Sometimes the drive to the arena can take over an hour and a half. I spend more time in the car than I do actually watching a hockey game.
But last weekend brought it all home for me. Alexandra, my middle child, had an out-of-town tournament with her team. The round-robin tournament started on Friday; the semi-final game was on Sunday morning and the final on Sunday night.
And, while I don't deny there's a underlying hope that we all get to have a family dinner together (Come on! I know all parents who have children involved in team sports can relate), there's another part of me that's so excited and full of adrenalin that I want to get on the ice with a stick myself. I am so proud to say that she won the championship!!
Teams sports can be demanding. Practices have to be fit in between hectic weekends of games and practices. The players, all teenagers and seniors in high school, also have lots of homework and serious exam schedules -- not to mention other extracurricular activities besides hockey. It takes dedication. It takes gumption. It means going to a practice at the end of a hard day, after school, tests, sometimes a basketball game after school, and dinner. You don't think you can squeeze enough juice out of you to get that practice in.
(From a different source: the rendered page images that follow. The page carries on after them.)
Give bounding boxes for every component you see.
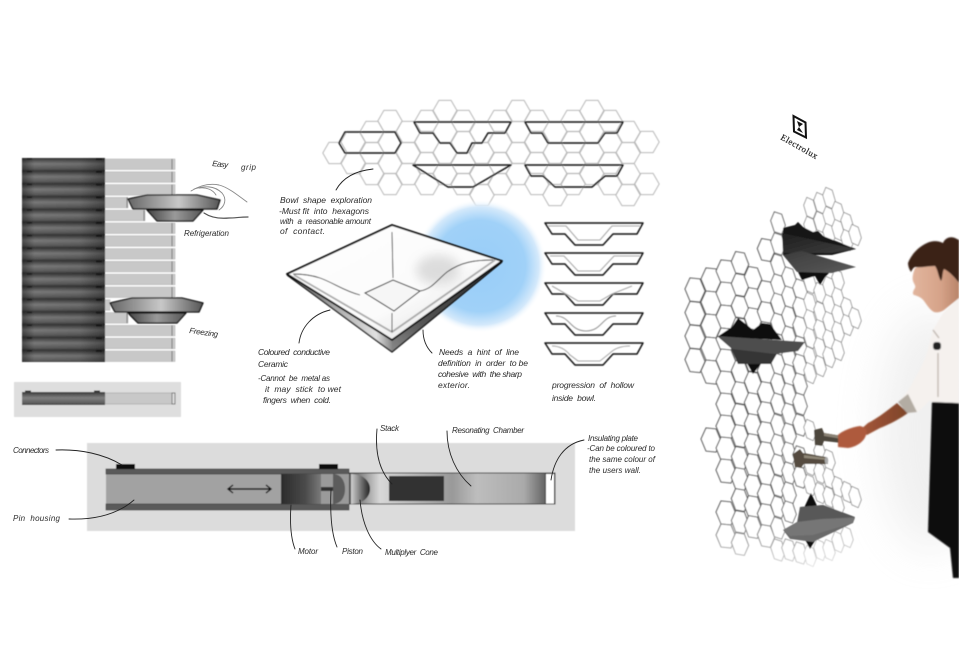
label: multiplyer cone bbox=[360, 500, 439, 557]
label: insulating plate: the same colour of bbox=[589, 455, 656, 464]
panel: pin cross-section bbox=[87, 443, 575, 531]
arrow: leader to ceramic bbox=[299, 310, 330, 343]
cross-section labels bbox=[13, 424, 656, 557]
profile 3 bbox=[545, 283, 643, 305]
text: progression of hollow caption: inside bowl. bbox=[552, 393, 596, 403]
upper stacked dark bowls bbox=[782, 222, 856, 285]
label: insulating plate: the users wall. bbox=[589, 466, 641, 475]
text: line definition note: definition in order to be bbox=[438, 358, 528, 368]
lower grey bowl bbox=[783, 493, 855, 549]
chart: hexagon bowl shape exploration grid bbox=[323, 100, 659, 206]
label: piston bbox=[331, 490, 364, 556]
label: connectors: Connectors bbox=[13, 446, 49, 455]
text: easy grip: grip bbox=[241, 163, 257, 172]
shirt folds and tie bbox=[933, 330, 941, 397]
bowl on pins: refrigeration bbox=[128, 195, 220, 221]
text: coloured conductive ceramic note: -Cannot be metal as bbox=[258, 374, 330, 383]
text: bowl shape exploration note: Bowl shape exploration bbox=[280, 195, 372, 205]
piston bbox=[321, 474, 349, 504]
forearm bbox=[860, 403, 908, 435]
bowl left skirt bbox=[287, 274, 392, 352]
text: bowl shape exploration note: -Must fit into hexagons bbox=[279, 206, 370, 216]
connectors bbox=[116, 464, 338, 469]
text: line definition note bbox=[438, 347, 528, 390]
lower wall fade bbox=[690, 510, 870, 575]
face and neck bbox=[913, 265, 959, 312]
hexagon cells far-right fading columns bbox=[804, 187, 861, 567]
hair bbox=[908, 237, 959, 283]
corner fold lines and waves bbox=[293, 232, 493, 332]
panel: fridge wall with sliding pins bbox=[22, 158, 220, 362]
icon: blue glow behind bowl bbox=[413, 199, 547, 333]
bowl on pins: freezing bbox=[110, 298, 203, 323]
label: stack: Stack bbox=[380, 424, 400, 433]
logo: Electrolux bbox=[779, 116, 820, 161]
text: coloured conductive ceramic note: it may stick to wet bbox=[265, 384, 342, 394]
label: stack bbox=[377, 424, 400, 484]
text: easy grip: Easy bbox=[212, 159, 230, 170]
label: insulating plate: -Can be coloured to bbox=[587, 444, 656, 453]
profile 5 bbox=[545, 343, 643, 365]
label: pin housing bbox=[13, 500, 134, 523]
bowl right skirt bbox=[392, 261, 502, 352]
arrow: leader to hexagon grid bbox=[336, 169, 373, 190]
profile 2 bbox=[545, 253, 643, 275]
middle dark bowl bbox=[717, 318, 805, 374]
chart: progression of hollow profiles bbox=[545, 223, 643, 365]
bowl basin bbox=[287, 225, 502, 340]
label: multiplyer cone: Multiplyer Cone bbox=[385, 548, 439, 557]
text: line definition note: cohesive with the sharp bbox=[438, 369, 522, 379]
text: coloured conductive ceramic note: Coloured conductive bbox=[258, 347, 330, 357]
logo: Electrolux: Electrolux bbox=[779, 132, 820, 161]
hand bbox=[838, 426, 867, 448]
text: easy grip bbox=[212, 159, 257, 172]
profile 4 bbox=[545, 313, 643, 335]
label: pin housing: Pin housing bbox=[13, 514, 61, 523]
housing walls bbox=[106, 469, 349, 510]
text: coloured conductive ceramic note: fingers when cold. bbox=[263, 395, 331, 405]
label: motor bbox=[290, 505, 318, 556]
multiplyer cone bbox=[351, 474, 370, 504]
wall shadow around woman bbox=[880, 310, 959, 550]
insulating plate bbox=[546, 474, 554, 504]
hexagon cells left columns bbox=[685, 260, 736, 548]
pin housing body bbox=[106, 474, 349, 504]
hexagon cells right columns bbox=[771, 212, 807, 564]
inner rim bbox=[294, 260, 495, 332]
dark pin housing stack bbox=[22, 158, 105, 362]
section background bbox=[87, 443, 575, 531]
resonating chamber tube bbox=[349, 473, 555, 504]
pin held by hand bbox=[814, 428, 842, 446]
grey shading on basin bbox=[416, 255, 460, 285]
floor of bowl bbox=[365, 280, 420, 311]
apron bbox=[928, 401, 959, 578]
illustration: hexagon wall bbox=[685, 187, 870, 575]
label: piston: Piston bbox=[342, 547, 364, 556]
arrow: leader to sharp exterior bbox=[423, 330, 432, 353]
label: resonating chamber: Resonating Chamber bbox=[452, 426, 524, 435]
icon: sketched hand gripping bowl bbox=[191, 184, 248, 218]
light extended pins bbox=[105, 159, 175, 362]
hexagon cells centre columns bbox=[731, 239, 775, 555]
text: progression of hollow caption bbox=[551, 380, 635, 403]
text: refrigeration: Refrigeration bbox=[184, 229, 230, 238]
text: coloured conductive ceramic note: Ceramic bbox=[258, 359, 289, 369]
text: line definition note: Needs a hint of line bbox=[439, 347, 519, 357]
arrow: pin travel direction bbox=[228, 485, 271, 493]
pin insulating end caps bbox=[127, 159, 172, 362]
bowl shape outlines bbox=[339, 122, 623, 187]
shirt bbox=[898, 298, 959, 413]
text: bowl shape exploration note: with a reasonable amount bbox=[280, 217, 372, 226]
label: resonating chamber bbox=[447, 426, 524, 486]
profile 1 bbox=[545, 223, 643, 245]
label: motor: Motor bbox=[298, 547, 318, 556]
text: bowl shape exploration note: of contact. bbox=[280, 226, 325, 236]
text: progression of hollow caption: progression of hollow bbox=[551, 380, 635, 390]
second extended pin bbox=[793, 449, 828, 468]
label: connectors bbox=[13, 446, 122, 465]
illustration: woman reaching for pin bbox=[838, 237, 959, 578]
panel: pin side view bbox=[14, 382, 181, 417]
label: insulating plate bbox=[551, 434, 656, 480]
text: line definition note: exterior. bbox=[438, 380, 470, 390]
text: freezing: Freezing bbox=[189, 326, 219, 339]
text: bowl shape exploration note bbox=[279, 195, 372, 236]
illustration: square ceramic bowl bbox=[287, 225, 502, 352]
rolled cuff bbox=[898, 394, 917, 413]
stack bbox=[389, 476, 444, 501]
label: insulating plate: Insulating plate bbox=[588, 434, 639, 443]
text: coloured conductive ceramic note bbox=[258, 347, 342, 405]
outer skirt edges bbox=[287, 262, 502, 352]
motor bbox=[281, 474, 321, 504]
Tournaments are the same. Game Friday night, two or three games on Saturday and a couple more on Sunday, if you go into the finals. That's six hours or more of intense hockey in one weekend; not including the shootouts!
But any athlete will tell you this is what you have to do. It's simply not possible to just decide to run a half marathon without putting in the hours of running and training into it. My body is less healthy and fit if I slack off or don't work out. And more importantly, my mind is not a healthy and fit either.
I am proud of Alexandra and her entire team. This is their first tournament win and she was glowing with pride when she showed me her trophy. What I am most proud of, though, is her choice to be healthy and do regular exercise. It is so important to start this way of life at a young age. Habits are deeply entrenched when you start then. As parents, we can also help educate them about the benefits of exercise. We can also be role models, and practice what we preach.
Doing so may save their life one day, or even prevent them from suffering a chronic disease. It may also do the same for you! Alexandra inspires me to be my best. I hope that I do the same for her; and more importantly, that she becomes that role model for her children down the road. She is off to a great start!